First of all, the multiple-choice test makes it convenient for students to cheat. When students just need to answer by checking a few letters or drawing a few circles, students can copy their neighbors’ answer with much ease. Even if teachers separate them at much distance, students can still invent secret codes to pass the message. For example, some students used to admit that they have made such a system: touching forehand means A, touching eyes means B, touching nose means C, and touching mouth or chins means D. There is no sense in giving a test if students can share their answers so easily.

Secondly, the multiple-choice test encourages guessing. According to the law of possibility, if there are four choices for a question, then the probability of getting the right answer by random guessing will be as high as 25 percent. Even if a person is absolutely ignorant of the knowledge of that subject, when taking the multiple-choice test, he will possibly get around 25 percent of right answers only by guessing. What is more, sometimes the teachers who are not so well trained in designing test papers may use some choices that are obviously wrong, and this makes the guessing even easier. Because of this characteristic, some students just rely on luck instead of hard work to pass exam. A test is equally meaningless if it turns students into opportunists rather than learners.

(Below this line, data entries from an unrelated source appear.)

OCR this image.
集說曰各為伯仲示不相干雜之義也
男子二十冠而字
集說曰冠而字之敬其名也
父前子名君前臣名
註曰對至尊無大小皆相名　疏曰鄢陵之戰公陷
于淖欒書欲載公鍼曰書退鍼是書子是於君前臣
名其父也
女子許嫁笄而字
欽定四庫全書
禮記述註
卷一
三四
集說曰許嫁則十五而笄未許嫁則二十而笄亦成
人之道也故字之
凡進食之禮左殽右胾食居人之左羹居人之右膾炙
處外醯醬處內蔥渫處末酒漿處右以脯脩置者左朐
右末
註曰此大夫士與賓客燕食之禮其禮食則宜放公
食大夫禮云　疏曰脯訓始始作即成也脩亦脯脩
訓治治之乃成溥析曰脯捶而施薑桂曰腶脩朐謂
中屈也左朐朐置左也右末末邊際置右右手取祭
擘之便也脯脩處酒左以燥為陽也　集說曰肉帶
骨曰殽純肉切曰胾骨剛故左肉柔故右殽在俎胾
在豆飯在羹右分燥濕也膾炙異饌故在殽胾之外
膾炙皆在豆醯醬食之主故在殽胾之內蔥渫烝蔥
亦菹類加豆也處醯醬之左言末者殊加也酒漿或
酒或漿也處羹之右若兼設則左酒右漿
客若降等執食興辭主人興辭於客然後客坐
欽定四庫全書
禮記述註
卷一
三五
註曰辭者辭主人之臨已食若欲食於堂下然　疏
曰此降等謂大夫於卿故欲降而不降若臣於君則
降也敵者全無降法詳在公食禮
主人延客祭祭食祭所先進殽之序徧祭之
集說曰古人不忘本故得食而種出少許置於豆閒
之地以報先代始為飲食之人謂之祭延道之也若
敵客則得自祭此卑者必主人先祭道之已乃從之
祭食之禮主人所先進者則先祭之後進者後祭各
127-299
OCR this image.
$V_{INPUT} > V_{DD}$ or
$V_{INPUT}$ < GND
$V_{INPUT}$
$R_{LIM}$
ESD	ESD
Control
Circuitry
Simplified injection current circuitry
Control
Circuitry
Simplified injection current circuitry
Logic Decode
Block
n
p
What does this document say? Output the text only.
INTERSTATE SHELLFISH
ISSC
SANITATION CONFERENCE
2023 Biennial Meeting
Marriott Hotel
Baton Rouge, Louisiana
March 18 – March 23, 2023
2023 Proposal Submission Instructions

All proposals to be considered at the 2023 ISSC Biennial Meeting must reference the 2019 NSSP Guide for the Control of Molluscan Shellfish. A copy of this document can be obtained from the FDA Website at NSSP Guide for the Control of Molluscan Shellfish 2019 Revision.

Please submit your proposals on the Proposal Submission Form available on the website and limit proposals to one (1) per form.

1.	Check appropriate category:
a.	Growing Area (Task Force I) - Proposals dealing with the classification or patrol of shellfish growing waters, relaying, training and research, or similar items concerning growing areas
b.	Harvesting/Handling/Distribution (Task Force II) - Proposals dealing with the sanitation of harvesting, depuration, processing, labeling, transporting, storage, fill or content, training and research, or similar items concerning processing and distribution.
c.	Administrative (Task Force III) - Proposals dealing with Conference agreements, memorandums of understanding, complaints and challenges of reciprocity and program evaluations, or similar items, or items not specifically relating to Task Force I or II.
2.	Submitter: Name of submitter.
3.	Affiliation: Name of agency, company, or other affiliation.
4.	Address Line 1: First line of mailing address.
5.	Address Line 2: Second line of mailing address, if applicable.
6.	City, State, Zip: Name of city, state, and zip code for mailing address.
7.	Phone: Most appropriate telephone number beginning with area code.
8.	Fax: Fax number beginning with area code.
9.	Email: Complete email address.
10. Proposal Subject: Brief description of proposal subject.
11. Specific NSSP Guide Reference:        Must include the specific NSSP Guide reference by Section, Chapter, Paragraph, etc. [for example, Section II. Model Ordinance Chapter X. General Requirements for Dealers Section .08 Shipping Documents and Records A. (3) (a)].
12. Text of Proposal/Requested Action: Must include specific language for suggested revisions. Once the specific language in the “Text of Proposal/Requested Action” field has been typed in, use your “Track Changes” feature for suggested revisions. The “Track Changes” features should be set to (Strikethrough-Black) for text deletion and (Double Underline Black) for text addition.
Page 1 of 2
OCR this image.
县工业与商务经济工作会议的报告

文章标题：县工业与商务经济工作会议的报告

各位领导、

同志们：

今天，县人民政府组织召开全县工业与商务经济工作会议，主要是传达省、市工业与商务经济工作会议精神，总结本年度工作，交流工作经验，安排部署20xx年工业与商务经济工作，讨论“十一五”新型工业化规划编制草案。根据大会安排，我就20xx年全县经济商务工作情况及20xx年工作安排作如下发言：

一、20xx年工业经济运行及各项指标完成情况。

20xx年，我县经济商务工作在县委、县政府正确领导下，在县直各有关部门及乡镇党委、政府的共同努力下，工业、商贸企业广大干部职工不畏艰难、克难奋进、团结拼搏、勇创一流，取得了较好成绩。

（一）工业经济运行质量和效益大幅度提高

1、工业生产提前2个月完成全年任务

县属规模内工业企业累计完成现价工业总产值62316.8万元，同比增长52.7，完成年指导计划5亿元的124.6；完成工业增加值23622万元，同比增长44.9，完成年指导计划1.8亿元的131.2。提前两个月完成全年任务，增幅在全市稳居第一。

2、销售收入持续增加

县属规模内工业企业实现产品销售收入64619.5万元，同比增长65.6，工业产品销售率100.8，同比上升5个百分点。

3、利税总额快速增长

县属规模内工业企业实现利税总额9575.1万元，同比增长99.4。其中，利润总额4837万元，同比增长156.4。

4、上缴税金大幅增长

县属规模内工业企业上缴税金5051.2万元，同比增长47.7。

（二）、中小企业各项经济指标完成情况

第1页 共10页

Lastly and most importantly, the multiple-choice test cannot access many of the important skills that are taught. Because it just requires students to make choices, this test form can only evaluate students’ ability to recognize certain information, but not their ability to analyze and produce information. But the latter skills are just equally, if not more, important than the skill of telling right from wrong. So, a high score in multiple-choice test does not guarantee real great ability in solving real problems. With such a short-coming, we may again question the frequent use of this test format.

Admittedly, the multiple-choice test can bring us scoring efficiency and accuracy, but the above analysis indicates that it is neither flawless nor effective in many ways. Therefore, we should remember its defects and limit the use of it so that students can be fairy and scientifically evaluated.